Police also detained three other men at a house about 2 miles away, saying the arrests were linked to the second set of failed bombings, but declining to comment further. In all, 11 suspects are held, though only Omar is thought to be one of the bombers, police said.

Interrogations of Omar may be key to determining whether the second set of bombings July 21 are linked to the July 7 suicide attacks that killed 56 people, including the four bombers.

After arresting Omar, police evacuated up to 100 homes and sent a bomb squad into the Small Heath neighborhood in Birmingham, 120 miles northwest of London.

They allowed a few residents to pick up belongings during the day, but kept up cordons near Omar's rundown house next to a sprawling park.

Other raids were carried out Wednesday in south London's Stockwell district, where officers arrested three women on suspicion of "harboring offenders," and on two more London homes, where no arrests were made but forensic tests were conducted, police said. Police are still seeking three other men believed involved in the failed bombing attempts.

As the investigation unfolded, the body of a Brazilian man accidentally shot to death by police in a London subway car Friday was flown home to his family. The shooting has put pressure on the police, who practice a policy of shoot-to-kill with suspected terrorists.

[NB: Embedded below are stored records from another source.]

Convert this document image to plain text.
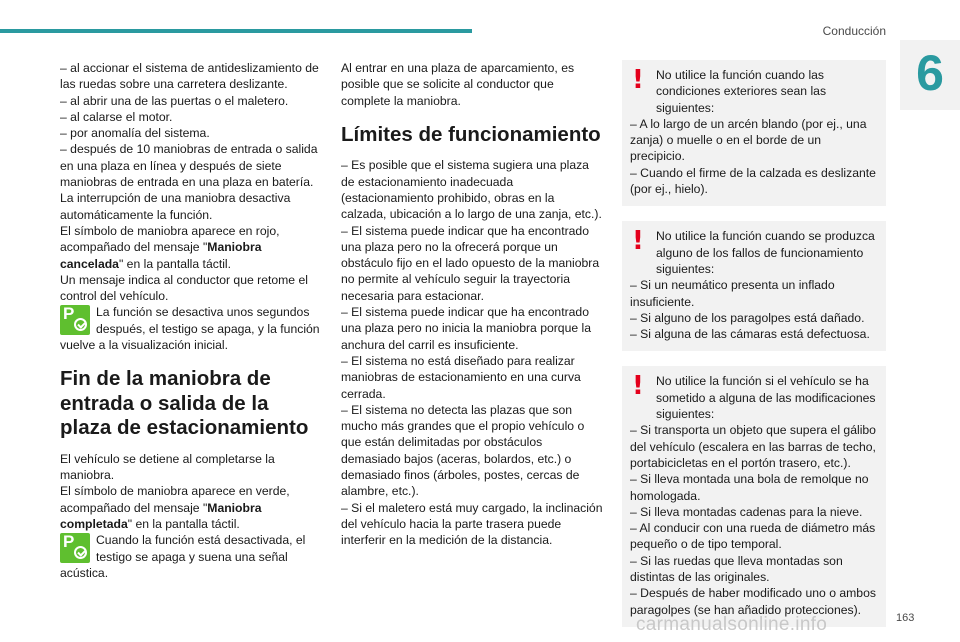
Conducción
6

– al accionar el sistema de antideslizamiento de las ruedas sobre una carretera deslizante.

– al abrir una de las puertas o el maletero.

– al calarse el motor.

– por anomalía del sistema.

– después de 10 maniobras de entrada o salida en una plaza en línea y después de siete maniobras de entrada en una plaza en batería.

La interrupción de una maniobra desactiva automáticamente la función.

El símbolo de maniobra aparece en rojo, acompañado del mensaje "Maniobra cancelada" en la pantalla táctil.

Un mensaje indica al conductor que retome el control del vehículo.

P	La función se desactiva unos segundos después, el testigo se apaga, y la función vuelve a la visualización inicial.

Fin de la maniobra de entrada o salida de la plaza de estacionamiento

El vehículo se detiene al completarse la maniobra.

El símbolo de maniobra aparece en verde, acompañado del mensaje "Maniobra completada" en la pantalla táctil.

P	Cuando la función está desactivada, el testigo se apaga y suena una señal acústica.

Al entrar en una plaza de aparcamiento, es posible que se solicite al conductor que complete la maniobra.

Límites de funcionamiento

– Es posible que el sistema sugiera una plaza de estacionamiento inadecuada (estacionamiento prohibido, obras en la calzada, ubicación a lo largo de una zanja, etc.).

– El sistema puede indicar que ha encontrado una plaza pero no la ofrecerá porque un obstáculo fijo en el lado opuesto de la maniobra no permite al vehículo seguir la trayectoria necesaria para estacionar.

– El sistema puede indicar que ha encontrado una plaza pero no inicia la maniobra porque la anchura del carril es insuficiente.

– El sistema no está diseñado para realizar maniobras de estacionamiento en una curva cerrada.

– El sistema no detecta las plazas que son mucho más grandes que el propio vehículo o que están delimitadas por obstáculos demasiado bajos (aceras, bolardos, etc.) o demasiado finos (árboles, postes, cercas de alambre, etc.).

– Si el maletero está muy cargado, la inclinación del vehículo hacia la parte trasera puede interferir en la medición de la distancia.

! No utilice la función cuando las condiciones exteriores sean las siguientes:

– A lo largo de un arcén blando (por ej., una zanja) o muelle o en el borde de un precipicio.

– Cuando el firme de la calzada es deslizante (por ej., hielo).

! No utilice la función cuando se produzca alguno de los fallos de funcionamiento siguientes:

– Si un neumático presenta un inflado insuficiente.

– Si alguno de los paragolpes está dañado.

– Si alguna de las cámaras está defectuosa.

! No utilice la función si el vehículo se ha sometido a alguna de las modificaciones siguientes:

– Si transporta un objeto que supera el gálibo del vehículo (escalera en las barras de techo, portabicicletas en el portón trasero, etc.).

– Si lleva montada una bola de remolque no homologada.

– Si lleva montadas cadenas para la nieve.

– Al conducir con una rueda de diámetro más pequeño o de tipo temporal.

– Si las ruedas que lleva montadas son distintas de las originales.

– Después de haber modificado uno o ambos paragolpes (se han añadido protecciones).

carmanualsonline.info	163
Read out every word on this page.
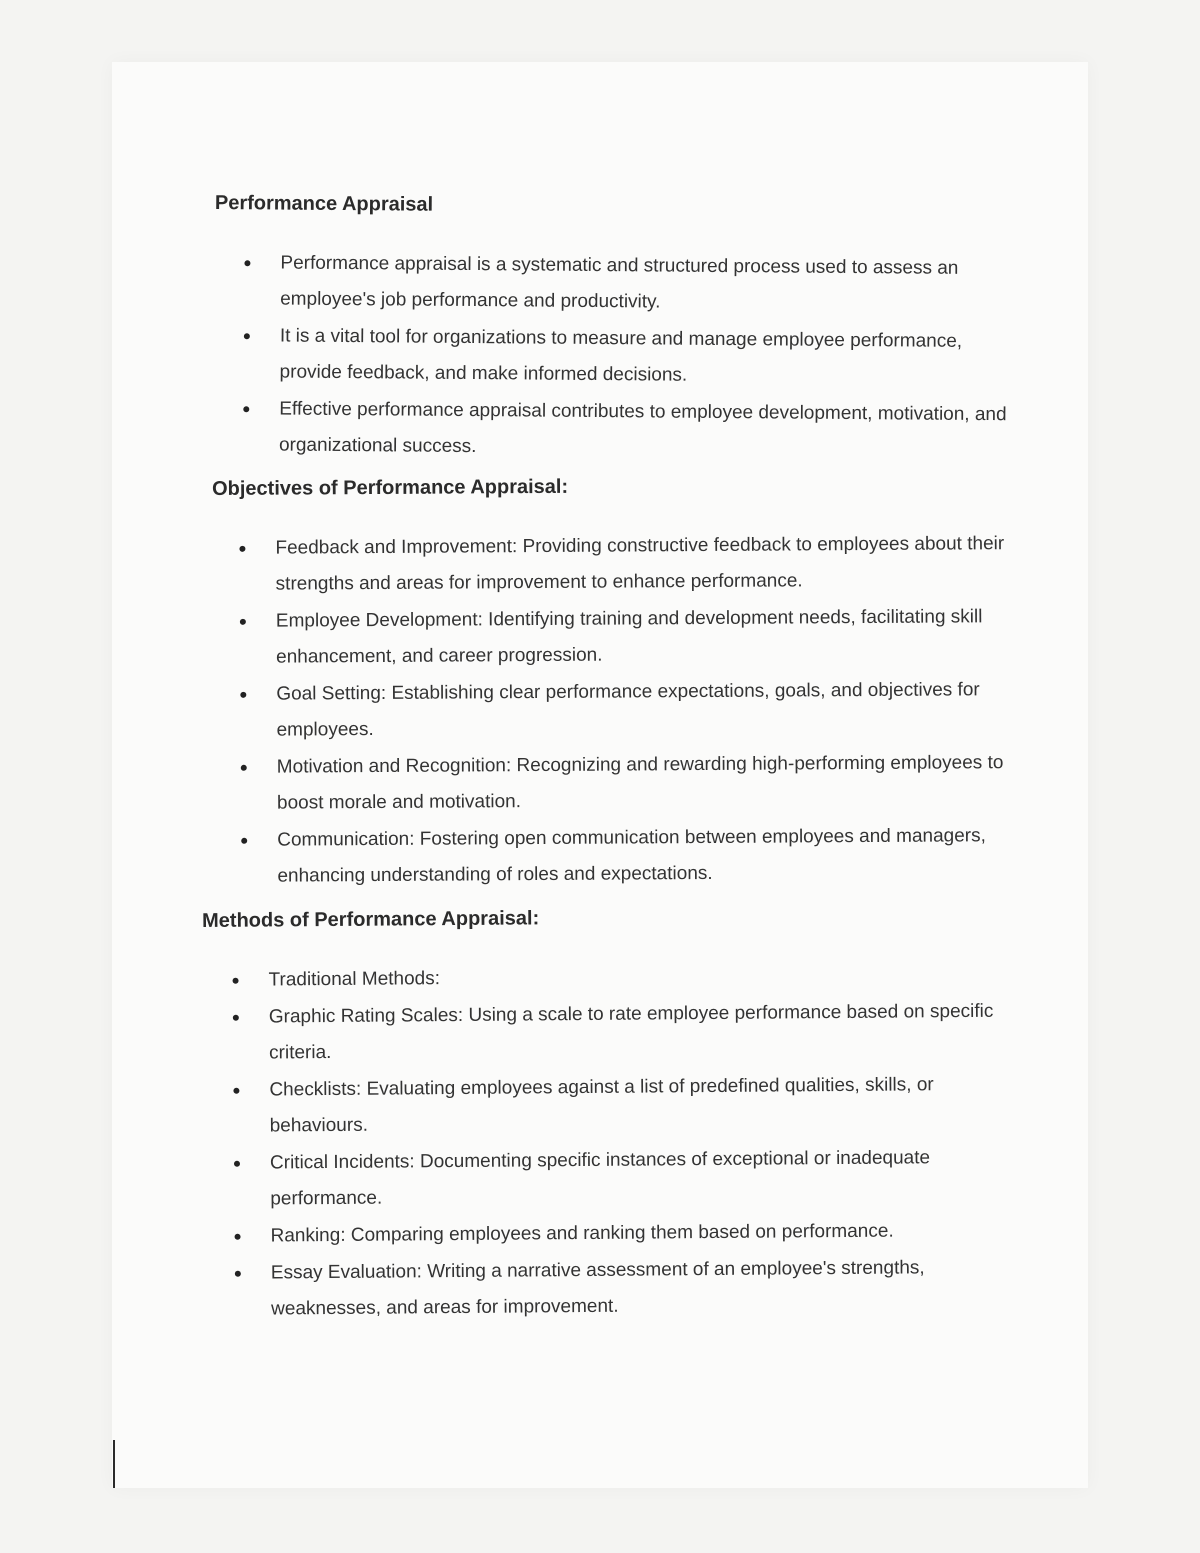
Performance Appraisal
Performance appraisal is a systematic and structured process used to assess an employee's job performance and productivity.
It is a vital tool for organizations to measure and manage employee performance, provide feedback, and make informed decisions.
Effective performance appraisal contributes to employee development, motivation, and organizational success.
Objectives of Performance Appraisal:
Feedback and Improvement: Providing constructive feedback to employees about their strengths and areas for improvement to enhance performance.
Employee Development: Identifying training and development needs, facilitating skill enhancement, and career progression.
Goal Setting: Establishing clear performance expectations, goals, and objectives for employees.
Motivation and Recognition: Recognizing and rewarding high-performing employees to boost morale and motivation.
Communication: Fostering open communication between employees and managers, enhancing understanding of roles and expectations.
Methods of Performance Appraisal:
Traditional Methods:
Graphic Rating Scales: Using a scale to rate employee performance based on specific criteria.
Checklists: Evaluating employees against a list of predefined qualities, skills, or behaviours.
Critical Incidents: Documenting specific instances of exceptional or inadequate performance.
Ranking: Comparing employees and ranking them based on performance.
Essay Evaluation: Writing a narrative assessment of an employee's strengths, weaknesses, and areas for improvement.
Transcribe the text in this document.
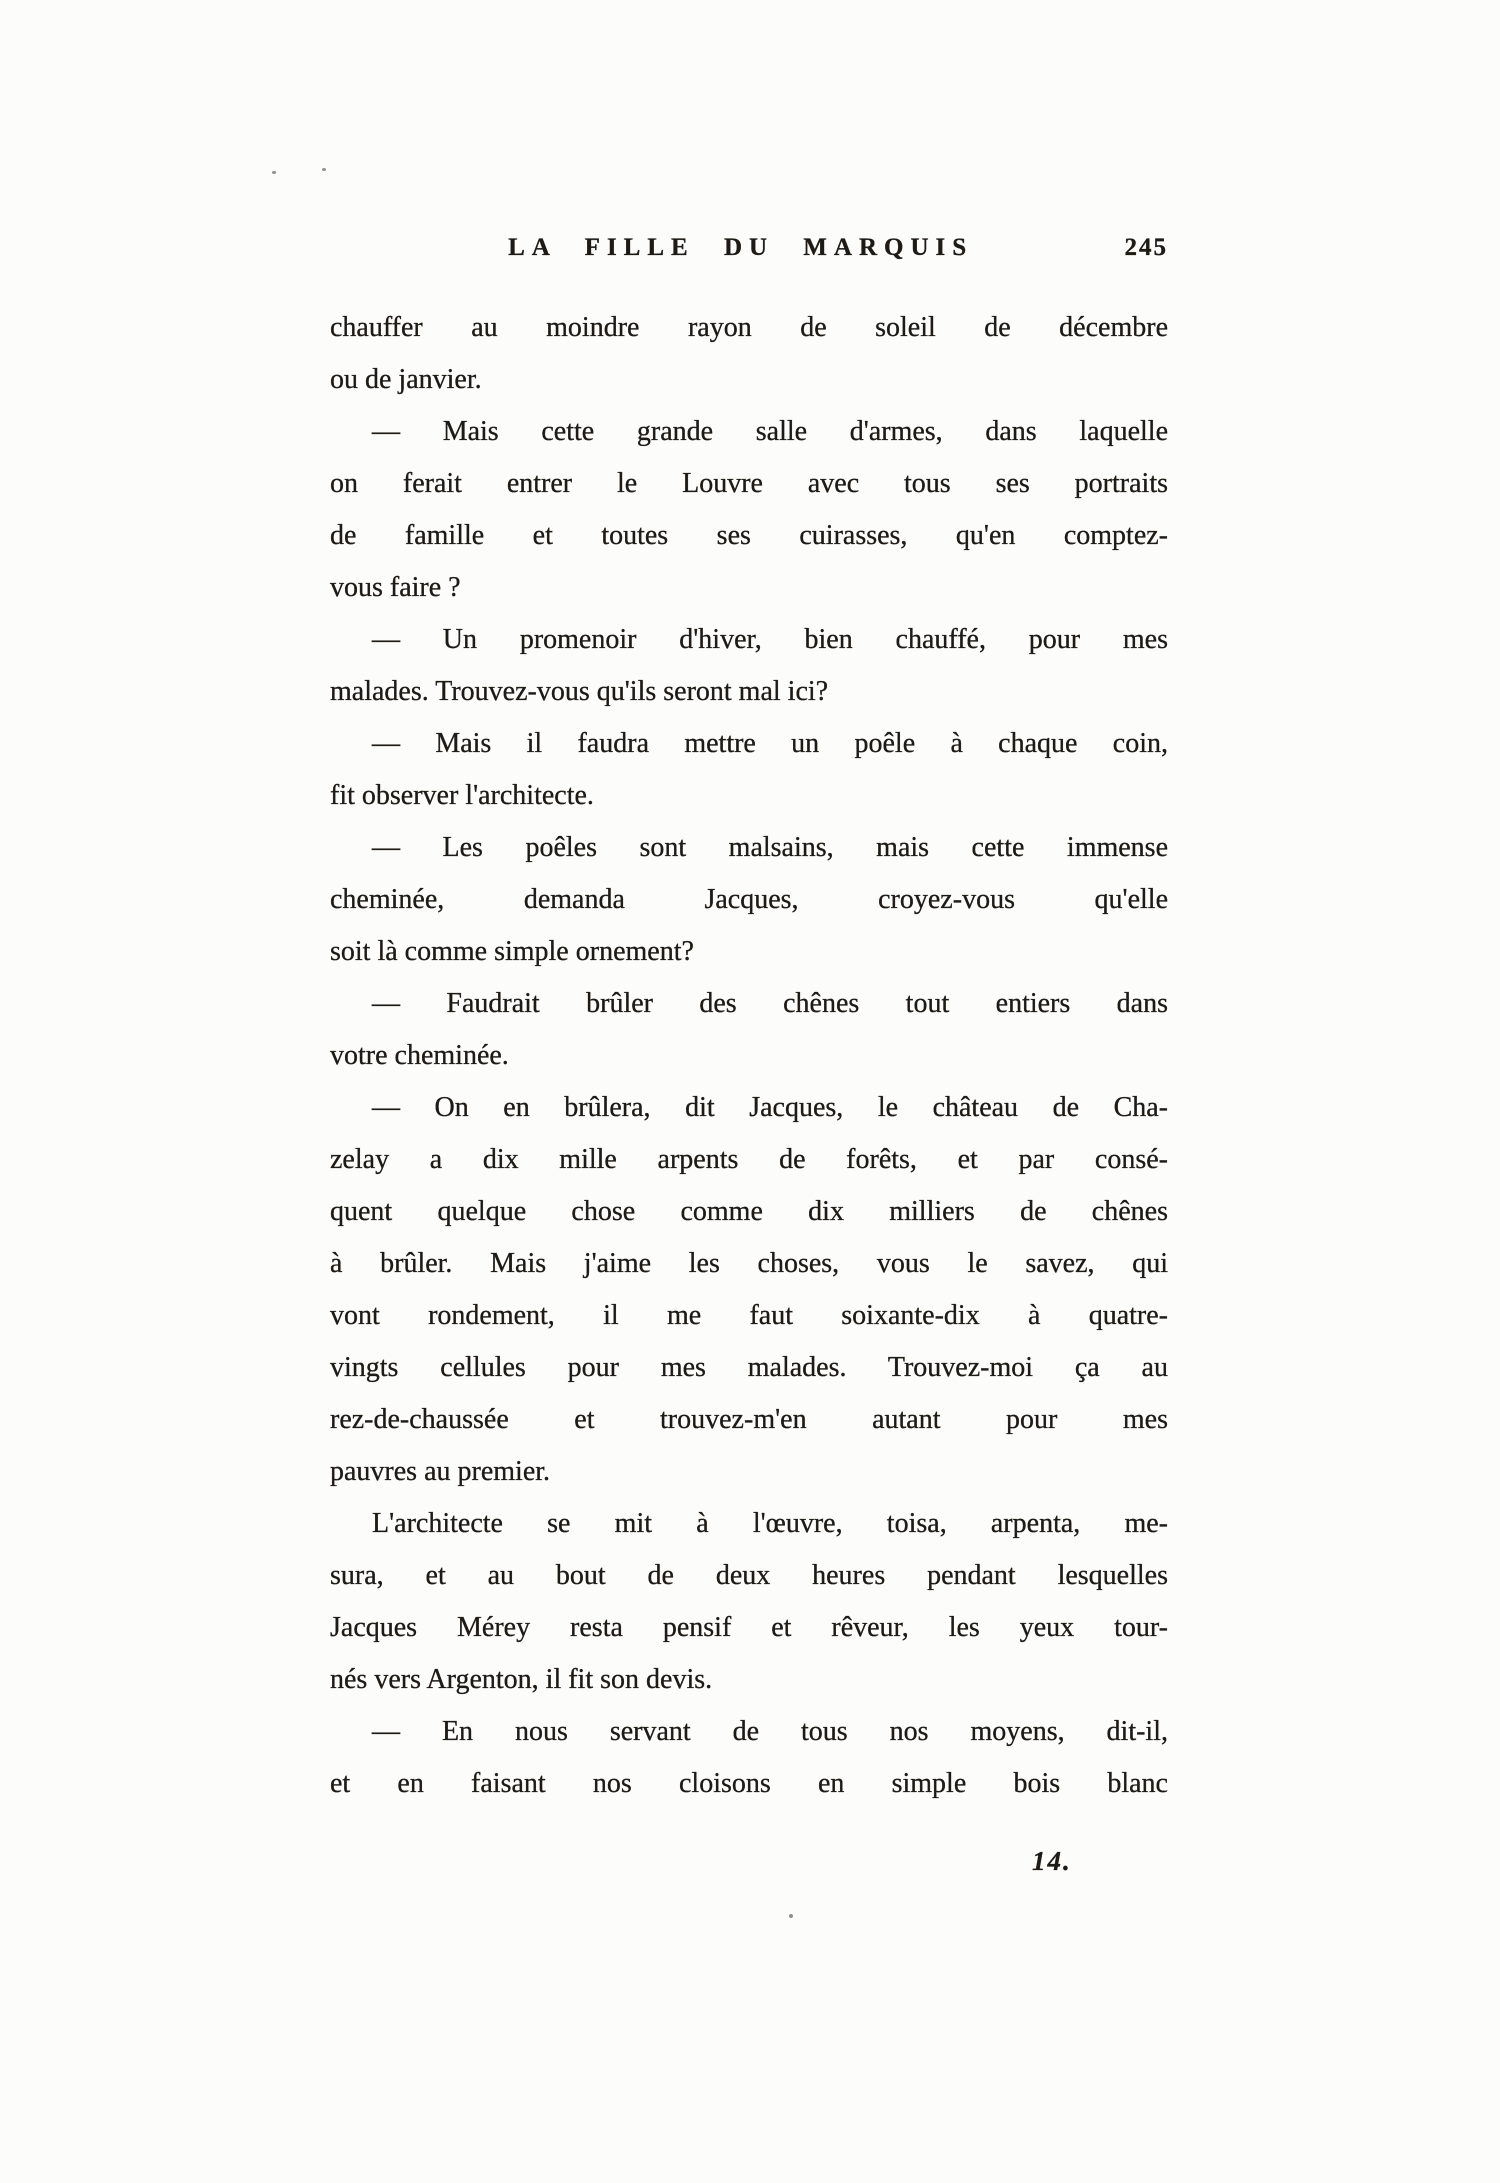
LA FILLE DU MARQUIS	245
chauffer au moindre rayon de soleil de décembre
ou de janvier.
— Mais cette grande salle d'armes, dans laquelle
on ferait entrer le Louvre avec tous ses portraits
de famille et toutes ses cuirasses, qu'en comptez-
vous faire ?
— Un promenoir d'hiver, bien chauffé, pour mes
malades. Trouvez-vous qu'ils seront mal ici?
— Mais il faudra mettre un poêle à chaque coin,
fit observer l'architecte.
— Les poêles sont malsains, mais cette immense
cheminée, demanda Jacques, croyez-vous qu'elle
soit là comme simple ornement?
— Faudrait brûler des chênes tout entiers dans
votre cheminée.
— On en brûlera, dit Jacques, le château de Cha-
zelay a dix mille arpents de forêts, et par consé-
quent quelque chose comme dix milliers de chênes
à brûler. Mais j'aime les choses, vous le savez, qui
vont rondement, il me faut soixante-dix à quatre-
vingts cellules pour mes malades. Trouvez-moi ça au
rez-de-chaussée et trouvez-m'en autant pour mes
pauvres au premier.
L'architecte se mit à l'œuvre, toisa, arpenta, me-
sura, et au bout de deux heures pendant lesquelles
Jacques Mérey resta pensif et rêveur, les yeux tour-
nés vers Argenton, il fit son devis.
— En nous servant de tous nos moyens, dit-il,
et en faisant nos cloisons en simple bois blanc
14.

In an interview with Channel Four News, the chief of the metropolitan police, Sir Ian Blair, said that since July 7 there had been 250 incidents in which police believed they were pursuing a suicide bomber. Seven came close to ending like the case of Jean Charles de Menezes, the Brazilian electrician who was shot seven times in the head and once in the shoulder in a subway station in south London.

Information from the New York Times was used in this report.